The contrast is striking. In 2023, Southeast Asia’s six largest economies attracted more FDI than China for the first time in a decade, receiving USD 206 billion compared with China’s USD 43 billion. Between 2018 and 2022, FDI inflows into the region grew by 37 percent, while China recorded growth of just 10 percent, according to Bain & Company data.

A New Dimension of FDI

Beyond manufacturing and the digital economy, renewable energy has emerged as an increasingly important investment destination in Southeast Asia.

According to the ASEAN Investment Report 2024, the number of international investment projects in the region’s renewable power generation sector has grown by an average of 15 percent annually since 2020, surpassing the global average of 11 percent.

Between 2020 and 2023, average annual greenfield investment in the sector exceeded USD 27 billion, accounting for roughly 25 percent of total investment in the region.

In 2023, investment in high-value services, including research and development (R&D), surged from USD 0.3 billion to USD 21 billion, while FDI in the financial sector increased by 53 percent to USD 92 billion.
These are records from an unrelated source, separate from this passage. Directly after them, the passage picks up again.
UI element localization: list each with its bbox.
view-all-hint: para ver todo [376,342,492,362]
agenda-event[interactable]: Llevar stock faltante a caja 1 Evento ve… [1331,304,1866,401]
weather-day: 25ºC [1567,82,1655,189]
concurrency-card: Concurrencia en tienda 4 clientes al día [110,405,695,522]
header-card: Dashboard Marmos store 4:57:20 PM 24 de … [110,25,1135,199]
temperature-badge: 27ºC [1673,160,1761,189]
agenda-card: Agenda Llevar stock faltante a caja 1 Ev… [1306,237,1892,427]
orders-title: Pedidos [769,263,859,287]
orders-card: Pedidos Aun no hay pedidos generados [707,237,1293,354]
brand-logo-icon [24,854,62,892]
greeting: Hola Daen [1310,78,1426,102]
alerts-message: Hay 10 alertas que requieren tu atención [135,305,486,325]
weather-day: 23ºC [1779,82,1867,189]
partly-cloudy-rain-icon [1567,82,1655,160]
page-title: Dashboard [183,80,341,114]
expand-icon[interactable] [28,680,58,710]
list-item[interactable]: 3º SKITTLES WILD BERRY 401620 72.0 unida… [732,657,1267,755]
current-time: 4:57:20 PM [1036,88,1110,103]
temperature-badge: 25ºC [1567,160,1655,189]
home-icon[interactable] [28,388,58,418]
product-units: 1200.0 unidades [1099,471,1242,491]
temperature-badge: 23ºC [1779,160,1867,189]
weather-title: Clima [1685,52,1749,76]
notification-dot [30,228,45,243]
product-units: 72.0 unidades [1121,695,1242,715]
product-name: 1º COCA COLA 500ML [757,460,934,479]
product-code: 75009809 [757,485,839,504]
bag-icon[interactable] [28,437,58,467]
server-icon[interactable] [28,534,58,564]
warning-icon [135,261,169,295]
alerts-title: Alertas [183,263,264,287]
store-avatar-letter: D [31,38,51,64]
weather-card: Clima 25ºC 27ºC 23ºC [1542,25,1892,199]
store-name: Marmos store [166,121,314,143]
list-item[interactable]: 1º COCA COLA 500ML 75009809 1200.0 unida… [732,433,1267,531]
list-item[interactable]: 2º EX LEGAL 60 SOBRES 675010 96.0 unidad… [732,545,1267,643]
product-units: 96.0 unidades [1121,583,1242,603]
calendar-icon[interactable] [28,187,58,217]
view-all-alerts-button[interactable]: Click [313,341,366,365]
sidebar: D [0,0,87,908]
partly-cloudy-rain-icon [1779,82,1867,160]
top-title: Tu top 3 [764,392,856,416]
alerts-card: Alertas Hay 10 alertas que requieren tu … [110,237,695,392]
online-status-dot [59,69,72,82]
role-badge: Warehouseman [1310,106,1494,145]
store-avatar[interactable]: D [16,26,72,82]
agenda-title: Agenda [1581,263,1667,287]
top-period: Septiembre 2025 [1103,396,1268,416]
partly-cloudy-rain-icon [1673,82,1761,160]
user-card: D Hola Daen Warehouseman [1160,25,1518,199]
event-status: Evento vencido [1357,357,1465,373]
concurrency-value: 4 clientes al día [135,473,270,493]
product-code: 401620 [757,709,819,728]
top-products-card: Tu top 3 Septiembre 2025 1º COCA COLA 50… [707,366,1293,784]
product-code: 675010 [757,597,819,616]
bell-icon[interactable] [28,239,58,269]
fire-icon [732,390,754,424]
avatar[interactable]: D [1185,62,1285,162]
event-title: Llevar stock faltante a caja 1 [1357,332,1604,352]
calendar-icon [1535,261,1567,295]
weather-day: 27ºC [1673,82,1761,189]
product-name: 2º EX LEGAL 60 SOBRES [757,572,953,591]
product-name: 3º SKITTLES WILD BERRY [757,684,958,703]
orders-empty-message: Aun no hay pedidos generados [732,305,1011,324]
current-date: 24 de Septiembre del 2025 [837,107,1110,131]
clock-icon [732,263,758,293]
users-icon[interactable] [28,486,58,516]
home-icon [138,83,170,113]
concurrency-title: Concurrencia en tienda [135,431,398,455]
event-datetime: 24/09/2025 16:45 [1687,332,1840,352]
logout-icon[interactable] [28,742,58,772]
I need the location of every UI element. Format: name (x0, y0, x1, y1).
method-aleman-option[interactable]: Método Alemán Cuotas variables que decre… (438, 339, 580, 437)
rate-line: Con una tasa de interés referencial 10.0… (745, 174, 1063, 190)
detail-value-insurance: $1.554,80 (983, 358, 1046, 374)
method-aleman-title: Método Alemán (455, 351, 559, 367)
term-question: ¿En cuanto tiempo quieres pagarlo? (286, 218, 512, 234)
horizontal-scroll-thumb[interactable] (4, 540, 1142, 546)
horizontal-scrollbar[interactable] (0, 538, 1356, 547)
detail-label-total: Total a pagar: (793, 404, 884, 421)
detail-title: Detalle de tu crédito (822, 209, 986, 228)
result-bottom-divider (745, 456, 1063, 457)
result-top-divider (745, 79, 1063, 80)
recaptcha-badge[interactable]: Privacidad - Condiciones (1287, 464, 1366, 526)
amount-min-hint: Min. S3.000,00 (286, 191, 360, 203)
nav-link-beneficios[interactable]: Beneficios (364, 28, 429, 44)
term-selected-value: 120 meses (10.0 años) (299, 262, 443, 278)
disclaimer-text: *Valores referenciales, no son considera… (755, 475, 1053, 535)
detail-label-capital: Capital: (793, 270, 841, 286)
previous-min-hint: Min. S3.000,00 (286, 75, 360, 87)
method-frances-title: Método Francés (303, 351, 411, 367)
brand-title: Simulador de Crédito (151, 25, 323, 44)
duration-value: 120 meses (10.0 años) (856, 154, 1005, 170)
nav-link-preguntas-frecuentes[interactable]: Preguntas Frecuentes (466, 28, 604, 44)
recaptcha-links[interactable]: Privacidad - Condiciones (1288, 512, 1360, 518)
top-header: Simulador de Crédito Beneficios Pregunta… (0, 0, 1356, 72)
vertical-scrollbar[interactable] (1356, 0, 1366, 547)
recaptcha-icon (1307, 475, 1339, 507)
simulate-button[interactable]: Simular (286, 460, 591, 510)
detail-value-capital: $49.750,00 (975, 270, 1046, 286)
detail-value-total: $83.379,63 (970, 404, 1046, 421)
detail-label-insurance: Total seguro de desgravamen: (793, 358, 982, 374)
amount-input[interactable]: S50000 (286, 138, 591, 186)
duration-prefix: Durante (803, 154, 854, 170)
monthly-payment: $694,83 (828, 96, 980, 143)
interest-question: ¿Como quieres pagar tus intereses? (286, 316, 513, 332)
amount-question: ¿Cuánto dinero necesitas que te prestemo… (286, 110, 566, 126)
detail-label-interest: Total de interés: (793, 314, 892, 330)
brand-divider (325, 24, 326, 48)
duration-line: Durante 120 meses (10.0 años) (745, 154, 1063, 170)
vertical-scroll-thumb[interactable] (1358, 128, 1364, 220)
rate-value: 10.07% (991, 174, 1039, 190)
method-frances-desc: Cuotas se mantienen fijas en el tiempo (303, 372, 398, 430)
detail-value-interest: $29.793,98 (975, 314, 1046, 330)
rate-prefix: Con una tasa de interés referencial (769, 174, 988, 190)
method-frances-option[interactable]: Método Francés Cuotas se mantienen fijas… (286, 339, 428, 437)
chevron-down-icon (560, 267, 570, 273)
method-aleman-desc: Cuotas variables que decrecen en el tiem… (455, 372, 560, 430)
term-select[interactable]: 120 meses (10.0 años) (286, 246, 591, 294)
These figures suggest that investors no longer view ASEAN merely as a low-cost manufacturing base.

This growth is supported by a vast consumer market of more than 650 million people, with a combined market size of USD 3.8 trillion and a middle class projected to expand by 5 percent annually through 2030.

Structural Advantages That Are Difficult to Replicate

Three long-term factors continue to underpin the region’s attractiveness.

First, demographics. Most ASEAN countries are still benefiting from a demographic dividend. While Japan and South Korea are facing shrinking workforces, countries such as the Philippines, Vietnam, and Indonesia continue to see growth in their working-age populations.

Second, stable economic growth. The Asian Development Bank (ADB) projects that developing Southeast Asia will grow by an average of 4.7 percent in both 2025 and 2026, with Vietnam, the Philippines, and Cambodia expected to exceed 6 percent growth.

Third, a mature regional trade architecture. Since coming into force in January 2022, the Regional Comprehensive Economic Partnership (RCEP) has connected the 10 ASEAN member states with China, Japan, South Korea, Australia, and New Zealand in a trade bloc that represents approximately 30 percent of global GDP and 32 percent of global FDI flows.

Challenges: Growth That Remains Uneven

Behind the strong headline figures, two major pressures cannot be ignored in 2025–2026.

The first is internal: FDI growth across the region remains highly concentrated. Singapore, Indonesia, Vietnam, and Malaysia continue to attract the largest share of investment, while many other ASEAN member states lag significantly behind.

Internationally financed infrastructure and renewable energy investments also declined sharply in 2024, falling at a rate twice as steep as the average decline across other developing regions, largely due to tighter financing conditions for long-term projects.

The second challenge is external and more immediate. The reciprocal tariffs introduced by the United States in 2025 have placed Southeast Asia in a structurally different position from that of the 2018 trade war.

At that time, ASEAN largely benefited because U.S. tariffs were directed at China, prompting companies to relocate investment and production to the region. This time, however, ASEAN countries themselves have become direct targets. Vietnam, for example, initially faced tariffs of up to 46 percent before negotiations reduced the rate to around 20 percent.

Meanwhile, goods considered to be Chinese transshipments continue to face tariffs exceeding 40 percent, putting pressure on the supply chain strategies that have long been one of the region’s key competitive advantages.

The export-oriented manufacturing model that has underpinned Southeast Asia’s economic rise is now facing deeper structural challenges than before.

The central question is no longer simply which country can attract more FDI, but whether the very growth model that helped ASEAN become one of the world’s leading destinations for foreign investment can remain viable in an era of increasingly entrenched protectionism.